Snake Island may not have human habitats, but what earned the island its name is its resident snake population that is of incredibly high density. It is estimated that for every one meter squared, there lives at least one snake.

The mysterious island is also known as Ilha da Queimada Grande, and it is in fact so dangerous to set foot there that Brazil has made it illegal for anyone to visit. The danger on the island comes in the form of the golden lancehead snakes — a species of pit viper and one of the deadliest serpents in the world.

Home to an estimated 4,000 venomous lancehead vipers, this is considered one of the worlds’ deadliest islands.

The lancehead genus of snakes is responsible for 90 percent of Brazilian snakebite-related fatalities. The golden lanceheads that occupy Snake Island grow to well over half a meter long, and they possess a powerful fast-acting venom that melts the flesh around their bites.
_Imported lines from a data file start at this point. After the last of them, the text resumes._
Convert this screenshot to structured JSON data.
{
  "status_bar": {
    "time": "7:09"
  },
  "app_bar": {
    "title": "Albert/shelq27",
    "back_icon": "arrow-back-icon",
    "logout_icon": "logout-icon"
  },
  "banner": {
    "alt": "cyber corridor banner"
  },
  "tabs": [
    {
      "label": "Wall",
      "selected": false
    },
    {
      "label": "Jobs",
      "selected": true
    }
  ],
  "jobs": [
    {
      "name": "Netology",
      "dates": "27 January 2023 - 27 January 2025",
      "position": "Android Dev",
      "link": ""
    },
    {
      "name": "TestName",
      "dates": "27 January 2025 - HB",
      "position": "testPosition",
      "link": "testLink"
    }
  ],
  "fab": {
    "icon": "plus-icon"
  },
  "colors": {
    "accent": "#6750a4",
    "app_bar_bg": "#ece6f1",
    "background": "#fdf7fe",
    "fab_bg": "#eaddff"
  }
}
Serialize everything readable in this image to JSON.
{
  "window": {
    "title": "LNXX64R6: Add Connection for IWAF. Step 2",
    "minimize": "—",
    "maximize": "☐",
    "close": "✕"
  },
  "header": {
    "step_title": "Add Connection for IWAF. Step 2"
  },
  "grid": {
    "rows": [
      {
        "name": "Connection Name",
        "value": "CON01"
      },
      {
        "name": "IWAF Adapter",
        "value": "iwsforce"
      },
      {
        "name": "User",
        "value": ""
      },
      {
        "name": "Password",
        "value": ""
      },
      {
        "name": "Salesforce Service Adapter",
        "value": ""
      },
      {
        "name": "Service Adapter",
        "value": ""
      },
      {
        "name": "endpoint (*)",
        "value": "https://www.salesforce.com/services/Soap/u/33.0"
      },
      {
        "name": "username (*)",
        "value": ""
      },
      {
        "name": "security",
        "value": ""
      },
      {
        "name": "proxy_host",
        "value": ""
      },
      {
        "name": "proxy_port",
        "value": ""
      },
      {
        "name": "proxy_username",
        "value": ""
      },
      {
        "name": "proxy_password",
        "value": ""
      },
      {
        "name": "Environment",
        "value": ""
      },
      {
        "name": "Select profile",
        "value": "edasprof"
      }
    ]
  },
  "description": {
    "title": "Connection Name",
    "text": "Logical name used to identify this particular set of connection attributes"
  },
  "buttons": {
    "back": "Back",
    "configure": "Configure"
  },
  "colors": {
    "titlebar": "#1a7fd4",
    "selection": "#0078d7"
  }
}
Since the island vipers had no prey but birds, they evolved to have extra-potent venom so that they could almost immediately kill any bird. Local birds are too savvy to be caught by the many predators that inhabit Ilha da Queimada Grande and the snakes instead rely on birds who visit the island to rest as food.

Rumour has it a hapless fisherman landed onto the island in search of bananas — only to be discovered days later in his boat, dead in a pool of blood, with snake bites on his body. From 1909 to the 1920s, a few people did live on the island, in order to run its lighthouse. But according to another local tale, the last lighthouse keeper, along with his entire family, died when a cadre of snakes slithered into his home through the windows.

The other story is of the final lighthouse operator and his family. One night, a handful of snakes enter through a window and attack the man, his wife, and their three children. In a desperate gambit to escape, they flee towards their boat, but they are bitten by snakes on branches overhead.

Visiting the island is illegal, immensely risky, and requires permission from the Brazilian navy. Anti-venom is located in São Paulo‘s Butantã Institute, 150 kilometers away, so a bite can be fatal. The institute has golden lanceheads for milking and research purposes so they can be seen up close and personal there, yet with a welcome, safety glass in between.